Find the total charge Q on the sphere in terms of the electric field - gauss' law works here.

Then find the voltage on the surface of the sphere in terms of Q... plug in Q from the first part, to get the voltage.

 

[meteorologist1]

Ok I understand the first part -- I can find the charge from Gauss's Law. For the second part, I'm still not sure what equation I should use. Should I use the equation W=QV or some other work equation? What about the outward pressure?

 

[meteorologist1]

Ok when I try it: using 1) E = kq/r^2 and 2) V = kq/r, I get V = Er = (2 x 10^6 volts/m)(0.1 m) = 2 x 10^-7 volts. This procedure looks too simple. Is it right?

 

[learningphysics]

Ok when I try it: using 1) E = kq/r^2 and 2) V = kq/r, I get V = Er = (2 x 10^6 volts/m)(0.1 m) = 2 x 10^-7 volts. This procedure looks too simple. Is it right?
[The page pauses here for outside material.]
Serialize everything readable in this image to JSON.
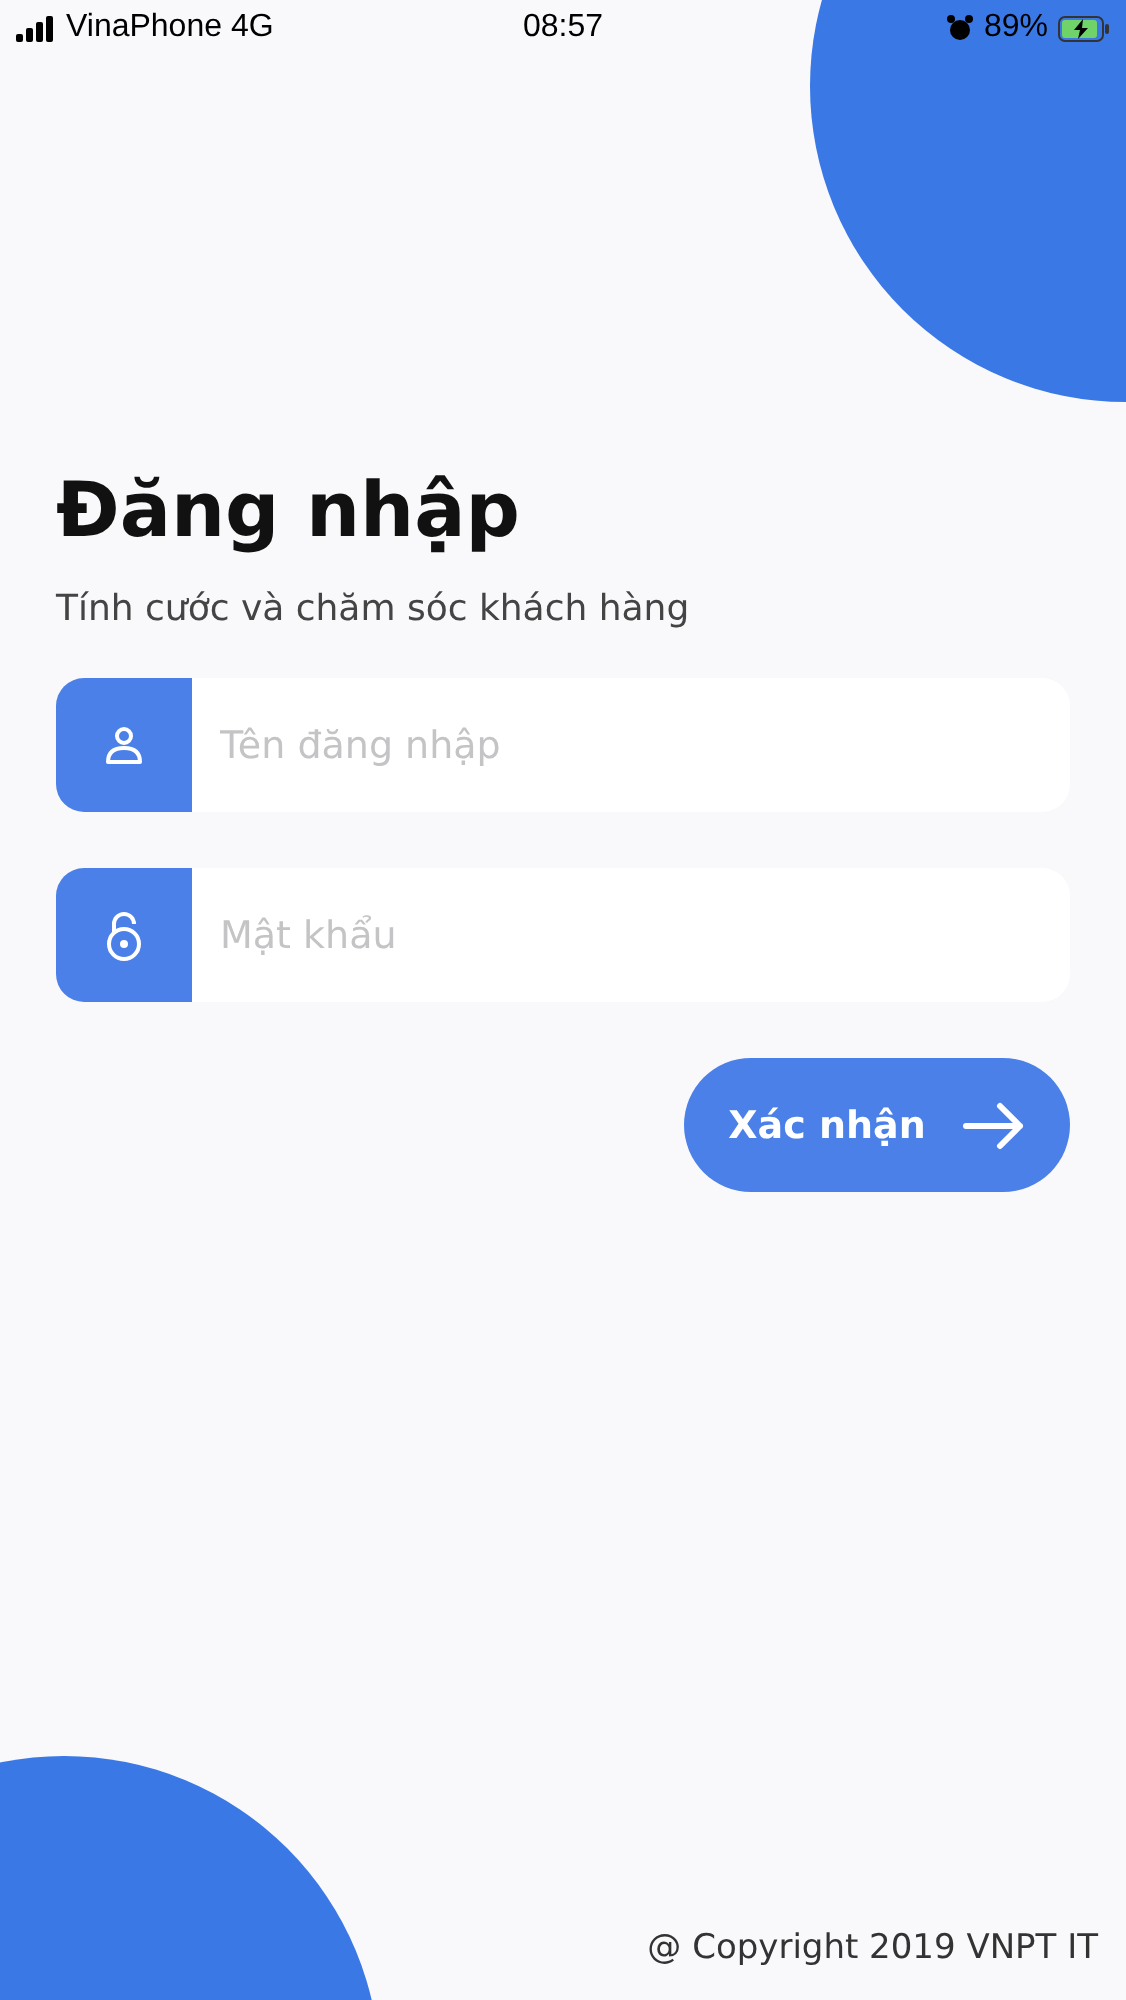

Yes, those two formulas work because of the symmetry involved. But r=0.05m, so V=Er=2*10^6*0.05=100,000V.

I'm not sure about the pressure part... if Force on a small area dA is F=(sigma*dA)E (where sigma is charge density)... And then you can find pressure by F/dA.

But using F=(sigma*dA)E seems wrong to me as the charges are located inside the conductor where electric field is zero... Not sure here. Sorry!